In coordination with IDS, Vancouver-based designer Riley McFerrin of Hinterland curated Vignettes, an exhibition featuring groupings of work by a who’s who of Canadian designers including Bocci, ANDlight, Ben Barber, Simon Johns, Lambert & Fils, Calen Knauf, and more.
On view until November 12 at Bortolami Gallery is a solo exhibition by Mary Obering, called “Window Series, 1973,” comprised of several small collages as well as five large-scale paintings on view for the first time since 1973, “when they were selected by her longtime friend and champion, artist Carl Andre, to be shown at the newly-formed Artists Space. The works in Window Series are composed of large stretched canvases overlaid with squares and rectangles of loose painted canvas tacked to the top stretcher bar, weighed down by gravity alone. The overlapping pieces of material create an illusion of receding space, suggestive of open window shutters.”
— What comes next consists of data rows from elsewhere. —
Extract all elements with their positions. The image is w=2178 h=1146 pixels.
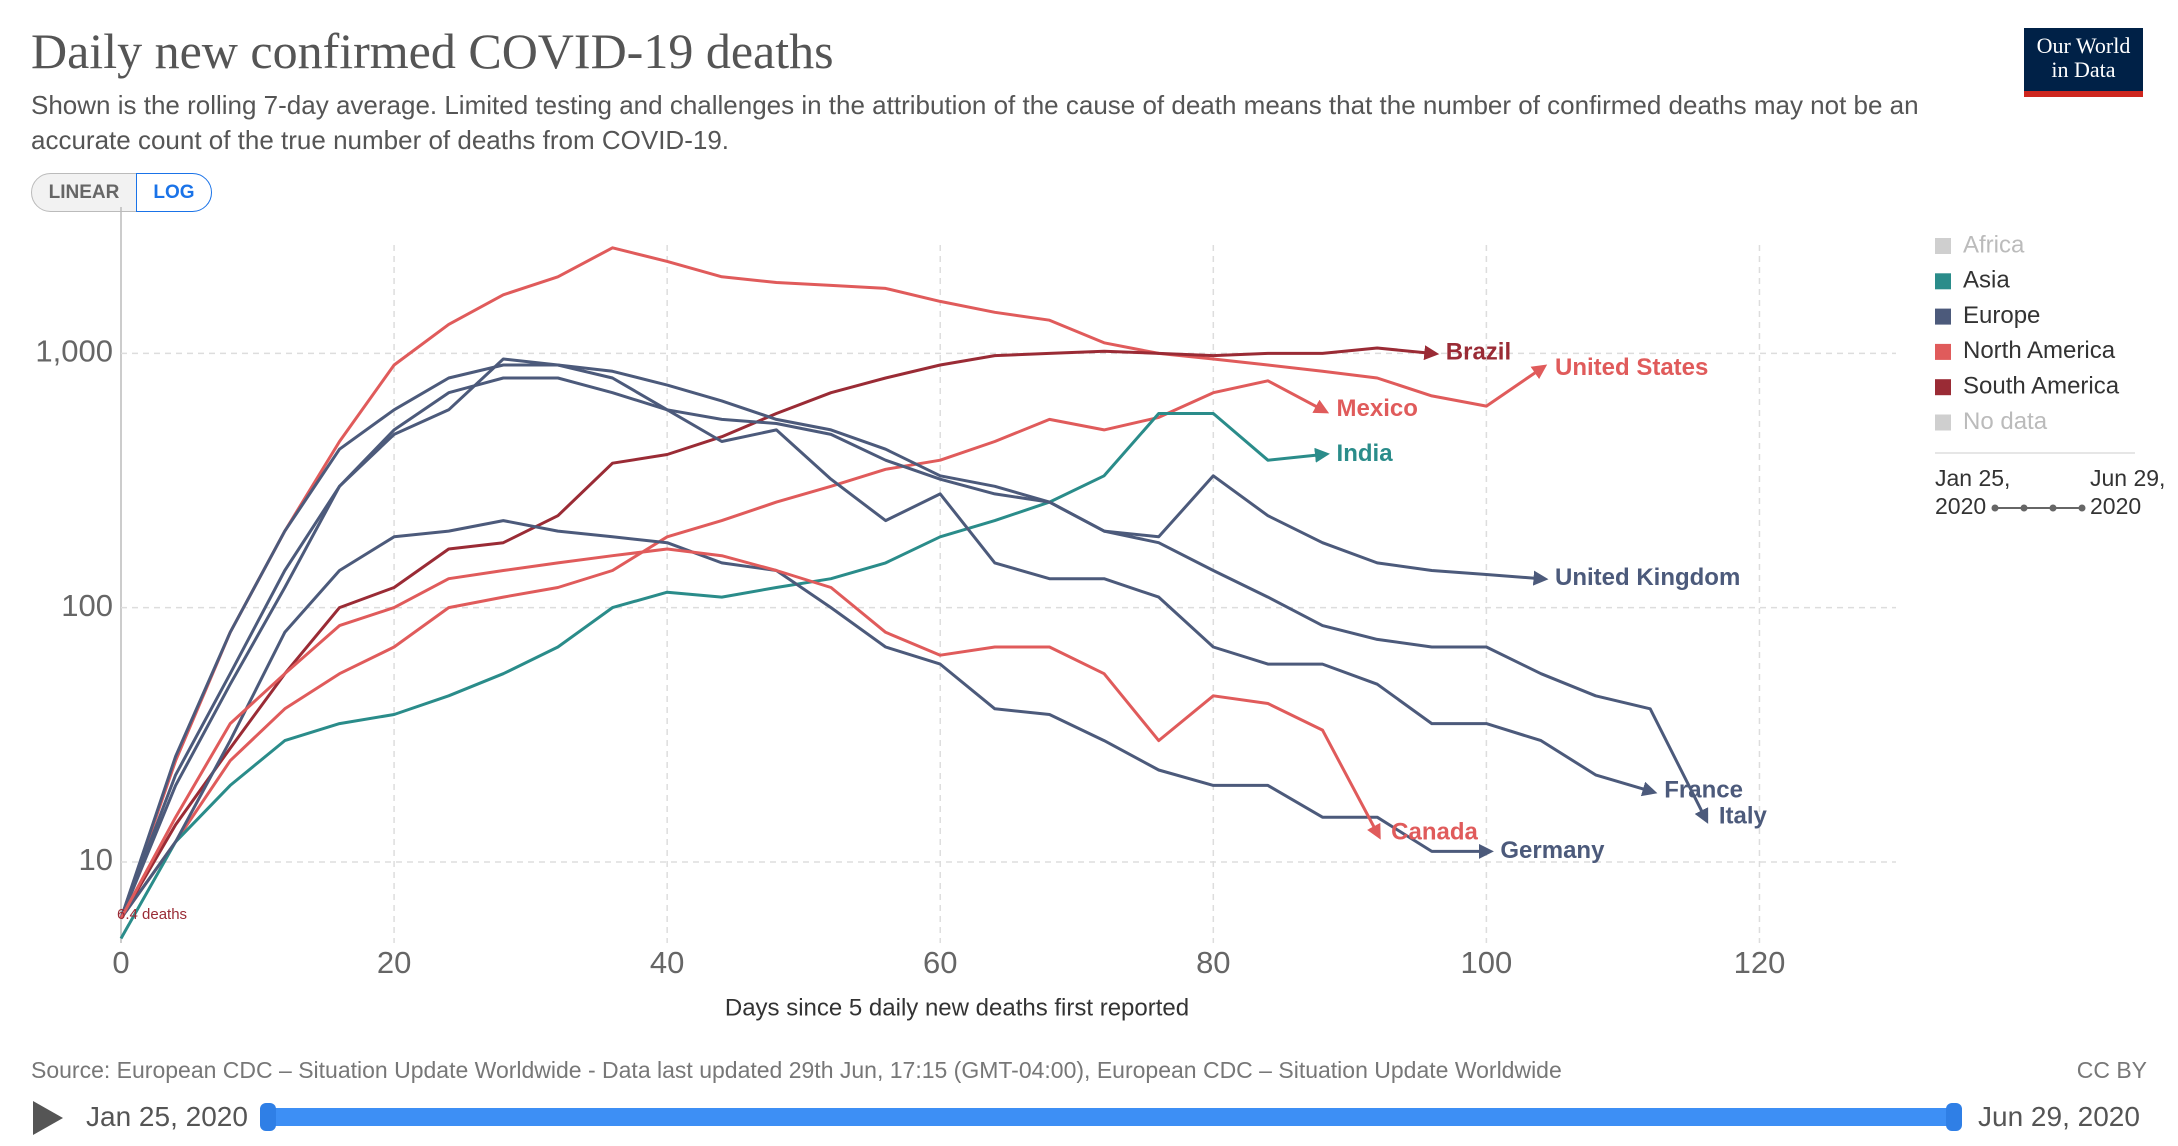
- series-label: Italy: [1719, 803, 1768, 830]
- x-tick-label: 40: [650, 945, 684, 980]
- x-tick-label: 100: [1461, 945, 1513, 980]
- slider-knob[interactable]: [1946, 1103, 1962, 1131]
- series-label: United Kingdom: [1555, 564, 1740, 591]
- x-tick-label: 20: [377, 945, 411, 980]
- legend-swatch: [1935, 308, 1951, 325]
- timeline-start: Jan 25, 2020: [86, 1101, 248, 1132]
- series-label: France: [1664, 776, 1743, 803]
- legend-swatch: [1935, 238, 1951, 254]
- series-line: [119, 363, 1709, 919]
- legend-label: North America: [1963, 337, 2116, 364]
- series-label: Mexico: [1337, 395, 1418, 422]
- x-tick-label: 120: [1734, 945, 1786, 980]
- series-line: [119, 379, 1330, 920]
- license[interactable]: CC BY: [2076, 1057, 2147, 1083]
- legend-label: Europe: [1963, 302, 2040, 329]
- legend-label: Asia: [1963, 267, 2010, 294]
- timeline-end: Jun 29, 2020: [1978, 1101, 2140, 1132]
- time-range-dot: [1991, 504, 1999, 512]
- log-button[interactable]: LOG: [136, 173, 212, 212]
- legend-swatch: [1935, 273, 1951, 290]
- x-axis-label: Days since 5 daily new deaths first repo…: [725, 994, 1189, 1021]
- source: Source: European CDC – Situation Update …: [31, 1057, 1562, 1083]
- time-range-dot: [2020, 504, 2028, 512]
- logo-text: Our World: [2036, 33, 2131, 58]
- legend-swatch: [1935, 379, 1951, 396]
- x-tick-label: 60: [923, 945, 957, 980]
- series-line: [119, 357, 1658, 919]
- series-line: [119, 412, 1330, 940]
- series-line: [119, 345, 1440, 920]
- logo-text: in Data: [2051, 57, 2116, 82]
- y-tick-label: 1,000: [35, 334, 113, 369]
- chart-title: Daily new confirmed COVID-19 deaths: [31, 23, 834, 79]
- series-line: [119, 519, 1494, 920]
- x-tick-label: 0: [112, 945, 129, 980]
- legend-label: No data: [1963, 408, 2048, 435]
- time-end: Jun 29, 2020: [2090, 465, 2166, 519]
- y-tick-label: 100: [61, 588, 113, 623]
- series-label: United States: [1555, 354, 1708, 381]
- logo[interactable]: Our World in Data: [2024, 28, 2143, 97]
- y-tick-label: 10: [79, 842, 113, 877]
- timeline-slider[interactable]: [260, 1103, 1962, 1131]
- slider-knob[interactable]: [260, 1103, 276, 1131]
- legend-swatch: [1935, 343, 1951, 360]
- annotation: 6.4 deaths: [117, 906, 187, 923]
- series-label: Canada: [1391, 818, 1478, 845]
- series-label: Germany: [1500, 837, 1605, 864]
- series-label: India: [1337, 440, 1394, 467]
- legend-swatch: [1935, 414, 1951, 431]
- time-range-dot: [2049, 504, 2057, 512]
- legend-label: South America: [1963, 373, 2120, 400]
- series-label: Brazil: [1446, 339, 1511, 366]
- time-range-dot: [2078, 504, 2086, 512]
- time-start: Jan 25, 2020: [1935, 465, 2011, 519]
- legend-label: Africa: [1963, 231, 2025, 258]
- series-line: [119, 547, 1381, 920]
- chart-subtitle: Shown is the rolling 7-day average. Limi…: [31, 90, 1919, 155]
- series-line: [119, 246, 1548, 919]
- x-tick-label: 80: [1196, 945, 1230, 980]
- play-button[interactable]: [33, 1101, 63, 1135]
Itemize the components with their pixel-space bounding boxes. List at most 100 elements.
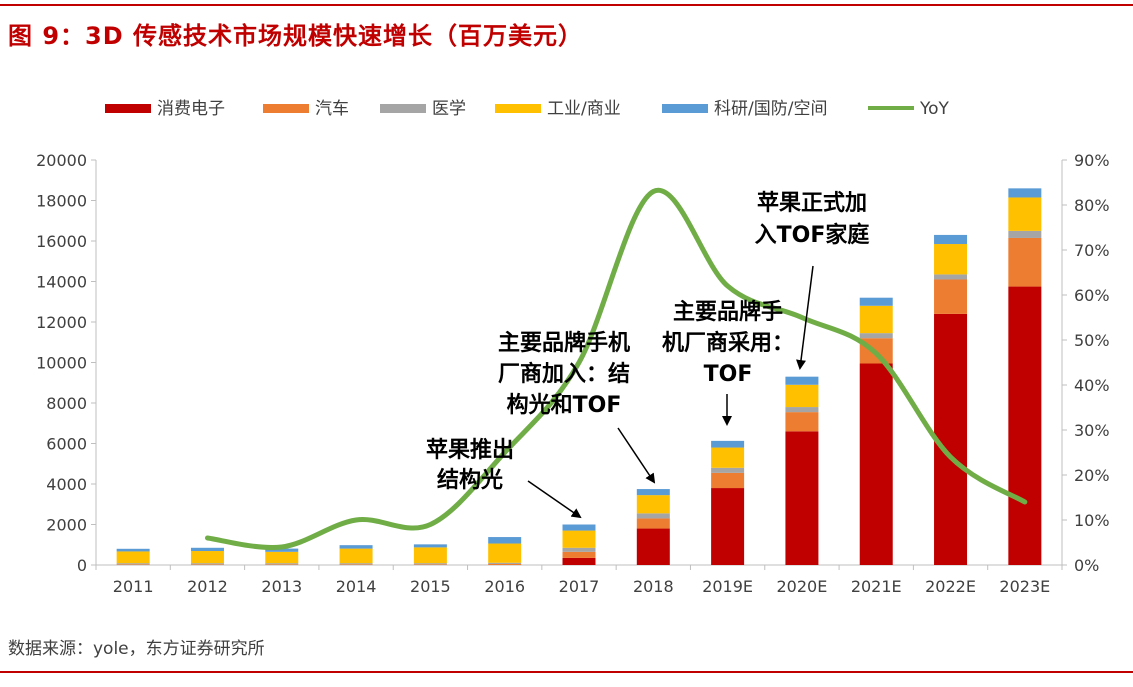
left-tick-label: 14000 xyxy=(36,273,87,292)
axes: 0 2000 4000 6000 8000 10000 12000 14000 16000 180… xyxy=(36,151,1109,596)
annotation-text: 苹果正式加 xyxy=(757,191,867,216)
bar-segment xyxy=(265,551,299,564)
legend-swatch xyxy=(495,104,541,113)
figure-title: 图 9：3D 传感技术市场规模快速增长（百万美元） xyxy=(8,22,584,50)
bar-segment xyxy=(265,563,299,565)
yoy-series-line xyxy=(204,187,1028,551)
legend-label: 工业/商业 xyxy=(547,99,621,119)
left-tick-label: 0 xyxy=(77,556,87,575)
bar-segment xyxy=(785,384,819,408)
legend-label: 汽车 xyxy=(315,99,349,119)
bar-segment xyxy=(190,564,224,565)
x-tick-label: 2022E xyxy=(925,577,976,596)
left-tick-label: 6000 xyxy=(46,435,87,454)
bar-segment xyxy=(785,376,819,385)
right-tick-label: 80% xyxy=(1074,196,1110,215)
bar-segment xyxy=(1008,237,1042,287)
bar-segment xyxy=(190,547,224,552)
legend-label: YoY xyxy=(919,99,950,119)
bar-segment xyxy=(785,431,819,565)
legend-label: 医学 xyxy=(432,99,466,119)
left-tick-label: 12000 xyxy=(36,313,87,332)
bar-segment xyxy=(1008,230,1042,238)
bar-segment xyxy=(711,488,745,565)
legend: 消费电子 汽车 医学 工业/商业 科研/国防/空间 YoY xyxy=(105,99,950,119)
stacked-bars xyxy=(116,188,1042,565)
right-tick-label: 90% xyxy=(1074,151,1110,170)
annotation-text: 机厂商采用： xyxy=(662,330,794,356)
legend-swatch xyxy=(263,104,309,113)
top-rule xyxy=(0,4,1133,6)
left-tick-label: 2000 xyxy=(46,516,87,535)
bar-segment xyxy=(116,563,150,565)
x-tick-label: 2015 xyxy=(410,577,451,596)
bar-segment xyxy=(413,547,447,564)
bar-segment xyxy=(1008,188,1042,198)
bar-segment xyxy=(859,363,893,565)
bar-segment xyxy=(562,530,596,548)
bar-segment xyxy=(934,244,968,275)
bar-segment xyxy=(636,518,670,529)
left-tick-label: 8000 xyxy=(46,394,87,413)
legend-label: 消费电子 xyxy=(157,99,225,119)
bar-segment xyxy=(562,524,596,531)
right-tick-label: 70% xyxy=(1074,241,1110,260)
bar-segment xyxy=(711,440,745,448)
annotation-arrow xyxy=(796,265,814,370)
annotation-text: 构光和TOF xyxy=(507,392,622,418)
x-tick-label: 2014 xyxy=(336,577,377,596)
annotation-text: TOF xyxy=(704,362,753,387)
bar-segment xyxy=(636,489,670,496)
bar-segment xyxy=(116,564,150,565)
bar-segment xyxy=(265,548,299,552)
annotation-text: 主要品牌手 xyxy=(673,299,783,325)
bar-segment xyxy=(1008,197,1042,231)
legend-swatch xyxy=(380,104,426,113)
bar-segment xyxy=(934,279,968,314)
left-tick-label: 16000 xyxy=(36,232,87,251)
bar-segment xyxy=(859,333,893,339)
bar-segment xyxy=(785,407,819,413)
bar-segment xyxy=(413,544,447,548)
bar-segment xyxy=(339,548,373,564)
bar-segment xyxy=(562,551,596,558)
bar-segment xyxy=(339,545,373,549)
bar-segment xyxy=(116,548,150,552)
x-tick-label: 2021E xyxy=(851,577,902,596)
annotation-text: 结构光 xyxy=(437,467,503,493)
bottom-rule xyxy=(0,671,1133,673)
bar-segment xyxy=(859,305,893,334)
right-tick-label: 10% xyxy=(1074,511,1110,530)
bar-segment xyxy=(190,563,224,565)
left-tick-label: 18000 xyxy=(36,192,87,211)
bar-segment xyxy=(488,563,522,565)
bar-segment xyxy=(265,564,299,565)
bar-segment xyxy=(636,495,670,514)
right-tick-label: 50% xyxy=(1074,331,1110,350)
source-note: 数据来源：yole，东方证券研究所 xyxy=(8,639,265,659)
right-tick-label: 30% xyxy=(1074,421,1110,440)
x-tick-label: 2019E xyxy=(702,577,753,596)
bar-segment xyxy=(934,274,968,280)
x-tick-label: 2013 xyxy=(261,577,302,596)
bar-segment xyxy=(934,313,968,565)
annotation-text: 厂商加入：结 xyxy=(498,361,630,387)
bar-segment xyxy=(562,557,596,565)
right-tick-label: 0% xyxy=(1074,556,1099,575)
x-tick-label: 2023E xyxy=(999,577,1050,596)
x-tick-label: 2012 xyxy=(187,577,228,596)
bar-segment xyxy=(711,447,745,468)
bar-segment xyxy=(488,543,522,563)
annotation-arrow xyxy=(617,427,656,484)
bar-segment xyxy=(636,528,670,565)
yoy-line xyxy=(204,187,1028,551)
bar-segment xyxy=(339,563,373,565)
right-tick-label: 40% xyxy=(1074,376,1110,395)
right-tick-label: 60% xyxy=(1074,286,1110,305)
bar-segment xyxy=(190,551,224,564)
Fredericks & Mae continues its streak of truly inspired exhibitions with this joint celebration of work by Pat Kim and Kim Mullis of Wildbod. Both designers made some of the cutest clocks we’ve ever seen, and we also fell hard for this new series of mobiles by Pat Kim.
We won’t be attending SOFA Chicago, which happens at the end of this month, but we’ve got our eye on a few pieces from the show, including these lacquered mother-of-pearl boxes by Korean artist Seok Moon Jin for Tong-in Gallery and a vintage ’80s Carole Eisner painting from Susan Eley Fine Art.